OK. You’re on the run with a few hundred thousand of your best friends from the most powerful and dangerous army known to man. The well armed bad guys are right behind you and you come to the edge of the sea. Uh-oh.

And I really mean uh-oh because none of you ever took swimming lessons because you probably thought to yourself “What are the chances of being chased by the world’s most lethal army so that my only escape is the sea?” With logic like that you can’t really be faulted for not learning to swim.

So things aren’t looking good. Bad army. Big Sea. You don’t swim. But all of a sudden the sea parts and allows you and your buddies to run through to safety. Now about then you’re thinking, “What are the chances of something like that happening? It’s gotta’ be ten to one. At least.”

But then as you get across the parted sea the bad guys, after pausing for a moment and considering, “Hey maybe we don’t want to chase these guys that bad” they resume the chase and dash into the parted sea only to be swept away by the sea which collapses on them.

When that sea overcomes your enemies you’re not calculating the odds anymore, you’re thanking God. Now what would you say if one of your companions who just dashed across the sea turned to you and said that the thinks the sea parted because the wind and there was a perfectly logical explanation for all of it.
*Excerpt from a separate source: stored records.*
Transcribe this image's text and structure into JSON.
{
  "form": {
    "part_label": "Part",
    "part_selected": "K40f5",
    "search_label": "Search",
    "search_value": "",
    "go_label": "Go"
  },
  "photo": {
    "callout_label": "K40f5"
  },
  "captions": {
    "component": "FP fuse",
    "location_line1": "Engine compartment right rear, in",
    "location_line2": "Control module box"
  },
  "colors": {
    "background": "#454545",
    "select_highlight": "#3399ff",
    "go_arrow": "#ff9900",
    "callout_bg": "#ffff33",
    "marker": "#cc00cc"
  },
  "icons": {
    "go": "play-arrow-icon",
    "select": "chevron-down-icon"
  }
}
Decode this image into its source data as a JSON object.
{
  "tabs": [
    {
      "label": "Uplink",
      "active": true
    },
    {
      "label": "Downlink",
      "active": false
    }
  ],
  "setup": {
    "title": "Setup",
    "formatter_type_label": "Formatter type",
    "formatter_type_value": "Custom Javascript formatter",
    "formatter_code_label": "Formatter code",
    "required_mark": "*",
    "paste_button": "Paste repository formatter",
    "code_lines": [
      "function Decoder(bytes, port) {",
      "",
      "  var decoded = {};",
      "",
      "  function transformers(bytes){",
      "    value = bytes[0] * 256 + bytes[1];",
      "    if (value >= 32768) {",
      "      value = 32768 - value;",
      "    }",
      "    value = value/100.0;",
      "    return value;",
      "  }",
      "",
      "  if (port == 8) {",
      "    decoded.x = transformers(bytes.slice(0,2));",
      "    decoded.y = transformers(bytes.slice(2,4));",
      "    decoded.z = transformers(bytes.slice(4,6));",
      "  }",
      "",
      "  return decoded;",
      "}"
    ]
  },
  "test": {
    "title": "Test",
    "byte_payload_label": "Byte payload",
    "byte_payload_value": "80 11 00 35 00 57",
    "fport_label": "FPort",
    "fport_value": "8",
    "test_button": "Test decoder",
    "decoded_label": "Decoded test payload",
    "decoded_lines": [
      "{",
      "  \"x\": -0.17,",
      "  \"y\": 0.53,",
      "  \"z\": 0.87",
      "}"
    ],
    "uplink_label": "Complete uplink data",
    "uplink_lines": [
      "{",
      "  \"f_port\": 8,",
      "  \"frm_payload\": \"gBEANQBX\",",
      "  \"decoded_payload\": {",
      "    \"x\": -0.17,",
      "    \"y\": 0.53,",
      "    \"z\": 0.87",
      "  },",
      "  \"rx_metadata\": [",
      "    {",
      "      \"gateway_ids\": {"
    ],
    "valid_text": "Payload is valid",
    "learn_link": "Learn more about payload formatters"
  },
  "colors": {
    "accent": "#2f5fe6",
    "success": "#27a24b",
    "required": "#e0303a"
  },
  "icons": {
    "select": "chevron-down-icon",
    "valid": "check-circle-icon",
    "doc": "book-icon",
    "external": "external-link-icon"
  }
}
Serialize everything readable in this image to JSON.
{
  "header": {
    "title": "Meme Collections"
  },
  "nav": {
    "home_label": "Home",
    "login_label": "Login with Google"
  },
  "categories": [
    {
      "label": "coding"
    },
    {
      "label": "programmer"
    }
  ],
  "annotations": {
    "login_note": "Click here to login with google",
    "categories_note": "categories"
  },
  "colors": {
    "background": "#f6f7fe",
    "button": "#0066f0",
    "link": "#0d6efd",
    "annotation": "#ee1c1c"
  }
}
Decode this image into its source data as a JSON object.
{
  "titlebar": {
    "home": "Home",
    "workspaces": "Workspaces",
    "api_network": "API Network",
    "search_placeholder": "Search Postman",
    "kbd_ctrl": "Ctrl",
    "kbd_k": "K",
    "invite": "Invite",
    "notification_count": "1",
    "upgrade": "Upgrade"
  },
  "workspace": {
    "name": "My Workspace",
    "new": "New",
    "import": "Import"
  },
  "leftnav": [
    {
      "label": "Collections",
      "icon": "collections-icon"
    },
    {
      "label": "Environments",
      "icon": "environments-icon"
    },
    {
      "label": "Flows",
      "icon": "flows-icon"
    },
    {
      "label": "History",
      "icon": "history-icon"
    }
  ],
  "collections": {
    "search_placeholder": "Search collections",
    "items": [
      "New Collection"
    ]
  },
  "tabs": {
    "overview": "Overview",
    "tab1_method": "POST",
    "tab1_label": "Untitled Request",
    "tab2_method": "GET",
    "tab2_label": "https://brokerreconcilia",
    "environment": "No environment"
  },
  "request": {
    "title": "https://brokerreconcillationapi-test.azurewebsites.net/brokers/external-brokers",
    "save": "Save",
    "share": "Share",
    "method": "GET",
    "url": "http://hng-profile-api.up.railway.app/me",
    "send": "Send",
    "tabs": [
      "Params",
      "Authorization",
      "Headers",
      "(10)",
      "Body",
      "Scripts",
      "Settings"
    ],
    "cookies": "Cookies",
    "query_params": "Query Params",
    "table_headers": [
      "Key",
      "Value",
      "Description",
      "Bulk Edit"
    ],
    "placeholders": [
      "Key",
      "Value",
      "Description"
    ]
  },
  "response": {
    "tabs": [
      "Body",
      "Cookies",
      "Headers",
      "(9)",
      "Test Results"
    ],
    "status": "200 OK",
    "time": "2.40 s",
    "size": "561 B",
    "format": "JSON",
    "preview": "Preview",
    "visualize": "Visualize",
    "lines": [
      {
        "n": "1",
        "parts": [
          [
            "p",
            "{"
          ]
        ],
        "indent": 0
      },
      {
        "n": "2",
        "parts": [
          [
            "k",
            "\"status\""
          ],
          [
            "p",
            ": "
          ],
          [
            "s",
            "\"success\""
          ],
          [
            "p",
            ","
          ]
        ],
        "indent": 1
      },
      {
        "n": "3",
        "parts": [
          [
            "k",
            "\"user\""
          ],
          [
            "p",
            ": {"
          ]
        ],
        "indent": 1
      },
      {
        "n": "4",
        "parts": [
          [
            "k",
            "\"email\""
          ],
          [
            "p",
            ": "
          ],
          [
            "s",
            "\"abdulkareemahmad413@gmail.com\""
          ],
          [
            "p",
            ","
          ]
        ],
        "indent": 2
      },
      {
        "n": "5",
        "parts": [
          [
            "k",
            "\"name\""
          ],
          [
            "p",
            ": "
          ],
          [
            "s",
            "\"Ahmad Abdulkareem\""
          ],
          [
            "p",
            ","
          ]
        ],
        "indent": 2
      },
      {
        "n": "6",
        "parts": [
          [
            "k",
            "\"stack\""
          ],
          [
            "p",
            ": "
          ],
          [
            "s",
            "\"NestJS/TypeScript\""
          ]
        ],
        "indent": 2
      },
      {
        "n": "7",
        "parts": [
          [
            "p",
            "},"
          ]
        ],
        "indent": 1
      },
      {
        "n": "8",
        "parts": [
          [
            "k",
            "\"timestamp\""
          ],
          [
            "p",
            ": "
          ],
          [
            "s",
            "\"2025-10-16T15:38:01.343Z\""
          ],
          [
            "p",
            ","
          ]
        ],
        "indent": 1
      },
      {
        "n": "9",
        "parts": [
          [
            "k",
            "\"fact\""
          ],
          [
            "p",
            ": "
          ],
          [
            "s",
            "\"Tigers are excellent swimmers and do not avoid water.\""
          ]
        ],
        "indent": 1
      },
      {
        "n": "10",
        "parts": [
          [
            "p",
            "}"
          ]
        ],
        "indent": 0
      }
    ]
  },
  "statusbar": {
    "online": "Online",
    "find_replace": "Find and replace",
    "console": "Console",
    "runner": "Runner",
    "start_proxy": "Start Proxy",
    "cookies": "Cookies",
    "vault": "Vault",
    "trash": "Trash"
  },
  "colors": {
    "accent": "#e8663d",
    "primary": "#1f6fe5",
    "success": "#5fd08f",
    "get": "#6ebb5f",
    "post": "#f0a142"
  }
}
What would you say to that companion?

Well yesterday, some scientific study declared that Moses had nothing to do with the parting of the sea. It was actually just the wind.

Oh. Well, problem solved. So say we all. Whew. There was almost a mystery there. Thank goodness science jumped in.

But all I’ll say is that has got to be the luckiest wind…evah.

Reuters reports:

Moses might not have parted the Red Sea, but a strong east wind that blew through the night could have pushed the waters back in the way described in biblical writings and the Koran, U.S. researchers reported on Tuesday.

Computer simulations, part of a larger study on how winds affect water, show wind could push water back at a point where a river bent to merge with a coastal lagoon, the team at the National Center for Atmospheric Research and the University of Colorado at Boulder said.

“The simulations match fairly closely with the account in Exodus,” Carl Drews of NCAR, who led the study, said in a statement.

“The parting of the waters can be understood through fluid dynamics. The wind moves the water in a way that’s in accordance with physical laws, creating a safe passage with water on two sides and then abruptly allowing the water to rush back in.”

Now mind you, this of course comes on the heels of a scientific study a few years ago which stated that the parting of the Red Sea was clearly a consequence of a volcano eruption that caused a tsunami which caused the sea to part. They even made a documentary out of that one so you know it’s a big deal.

Oh, there’s also the theory that it wasn’t the Red Sea at all but a nearby kiddie pool that was mistaken for the Red Sea. Seriously.

I’m not saying that God doesn’t necessarily use the wind or a volcano but why study something like this and chat it up to the media like it’s a big deal. It’s just another attempt to crowd out God with the phony facade of science.

I think you can believe the volcano/tsunami theory or the wind one and that’s all perfectly acceptable. You can believe that these things occurred right at that exact moment when they were needed and are never seen again. It’s OK to believe in improbabilities and statistical anomalies, I guess. Just don’t call them miracles.